‘The Walking Dead’ Boldly Ambles Into Existential Phase (SPOILERS)

“The Walking Dead” has returned from its midseason break in an inordinately pensive mood, as if the characters are experiencing an existential crisis beyond the actual threats to their existence. Think of it as Woody Allen’s “Interiors,” if the key players periodically had to jam knives into the heads of slavering zombies.
This is not, by itself, a bad thing, but it speaks to a larger issue about the show over the past couple seasons, which has lurched around in unexpected ways – from focusing on just one or two characters to engaging in lengthy flashbacks to pausing to essentially catch its breath before plowing ahead with major action sequences.
The midseason return and Feb. 15 episode (and needless to say, SPOILER ALERT if you haven’t watched) have both been preoccupied, to an extent, by having the will to go on. Last week, the show poignantly dwelt on saying goodbye to Tyreese (Chad Coleman), who was bitten by a zombie and eventually ushered to the other side by hallucinated visitations from those who have died before him.
In the most recent hour, written by Heather Bellson and directed by Julius Ramsay, the surviving characters sullenly march onward, while absorbing the losses of loved ones and wondering, basically, whether the battle for survival is worth it. Rick (Andrew Lincoln), the show’s narrative (and only occasionally these days, moral) center, even engaged in a rather long soliloquy about the point of it all, making explicit what has always been implied by the title: That it’s those struggling to maintain a semblance of their humanity, not the zombies, who are really the “walking dead.”
“We tell ourselves that we are the walking dead,” Rick intoned, by way of explaining means of coping with their situation.
In some respects, “The Walking Dead” has consistently confounded expectations, creating a series where character-driven soap opera and old-fashioned horror/splatter can walk hand in hand. The latter, alas, is perhaps one reason why the series has labored to earn the sort of awards attention that would justify all those billboards and ads that AMC has placed on its behalf.
The series has also shed major characters in a manner that embraces the notion this organic world is bigger than its component parts, although not all the stragglers, obviously, are created equal.

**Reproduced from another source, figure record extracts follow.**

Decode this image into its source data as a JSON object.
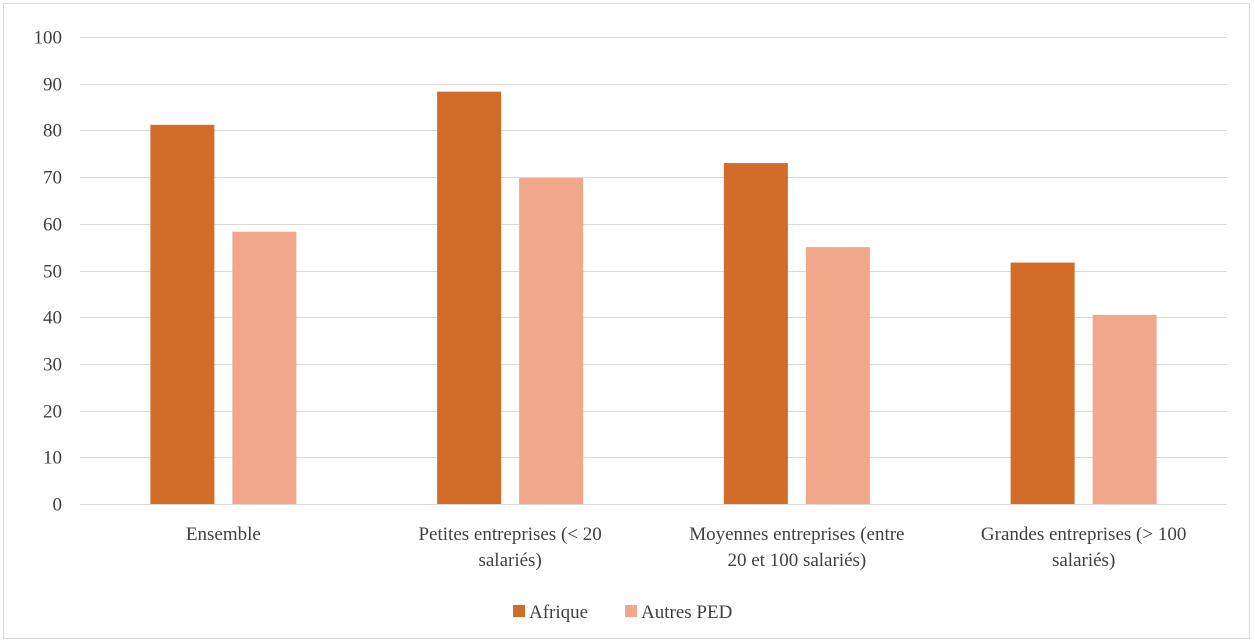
{
  "chart_data": {
    "type": "bar",
    "title": "",
    "xlabel": "",
    "ylabel": "",
    "ylim": [
      0,
      100
    ],
    "yticks": [
      0,
      10,
      20,
      30,
      40,
      50,
      60,
      70,
      80,
      90,
      100
    ],
    "grid": true,
    "legend_position": "bottom",
    "categories": [
      [
        "Ensemble"
      ],
      [
        "Petites entreprises (< 20",
        "salariés)"
      ],
      [
        "Moyennes entreprises (entre",
        "20 et 100 salariés)"
      ],
      [
        "Grandes entreprises (> 100",
        "salariés)"
      ]
    ],
    "series": [
      {
        "name": "Afrique",
        "color": "#d26d29",
        "values": [
          81.2,
          88.3,
          73.0,
          51.7
        ]
      },
      {
        "name": "Autres PED",
        "color": "#f0a78a",
        "values": [
          58.3,
          69.8,
          55.0,
          40.5
        ]
      }
    ],
    "colors": {
      "grid": "#d9d9d9",
      "text": "#404040",
      "frame": "#d9d9d9"
    }
  }
}
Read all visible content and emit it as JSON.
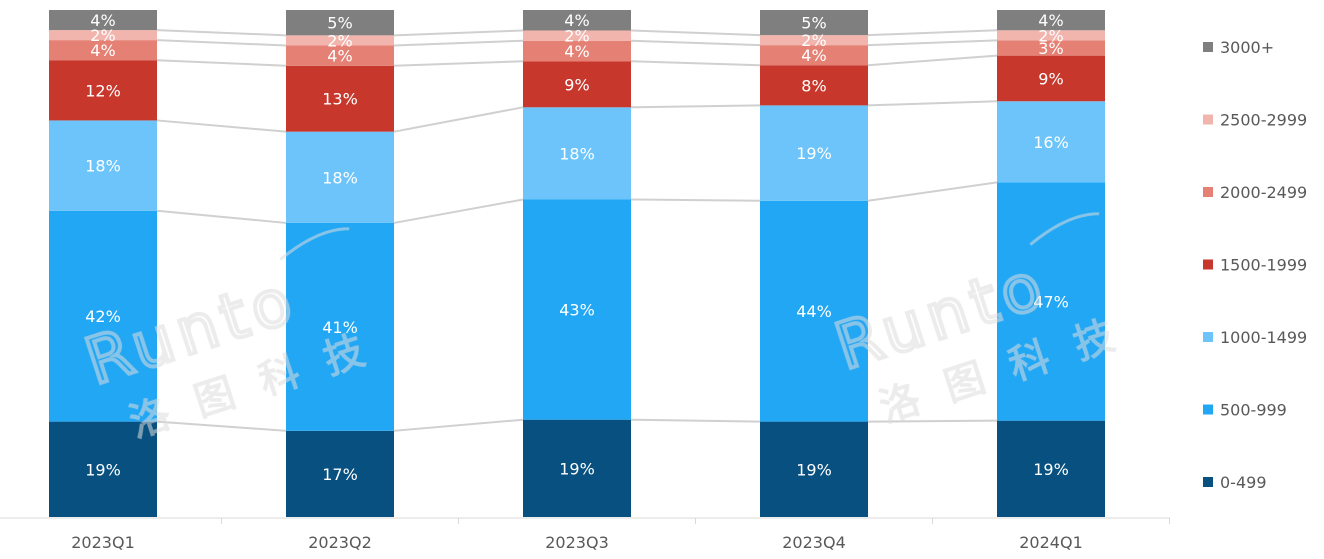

Yet even by the program’s standards, these episodes have been particularly somber and philosophical, contemplating grief, death and loss in a more inward-looking way than Rick’s sort-of breakdown in response to the death of his wife Lori. It’s one thing to drill down into the characters, and another to risk turning an episode of a show that features zombies into an Ibsen play.
In the latest Entertainment Weekly (which like most publications, including this one, can’t cover the series enough), showrunner Scott M. Gimple promised that the story “will shift quite a bit. We are going to see a show that in its look and circumstances is very, very different from what we’ve seen.”
Frankly, only a franchise with these kind of stratospheric ratings and this much goodwill with its audience would have the audacity to test the parameters of fans’ patience and loyalty by shifting gears in the manner in which “The Walking Dead” has, and continues to do. (As always, the latest episode ended with a cryptic twist, in the form of a mysterious stranger, designed to whet one’s appetite for what comes next.)
Some “Dead”-heads might relish these variances in tone, while others — as the producers acknowledge — will gripe about the action screeching to a halt. About the only certainty if past performance offers any guide is that next week, they’ll be back for more.
“Some people can’t give up. Like us,” Carol (Melissa McBride), a survivor if there ever was one, said near the outset of the latest hour.
While the episode’s underlying message seemed to be that in spite of all the suffering, where there’s life, there’s hope, the more pragmatic takeaway is that as long as the ratings remain like this, the “Walking Dead” can take chances — and the “walking dead” to which Rick referred should resign themselves to trudging onward.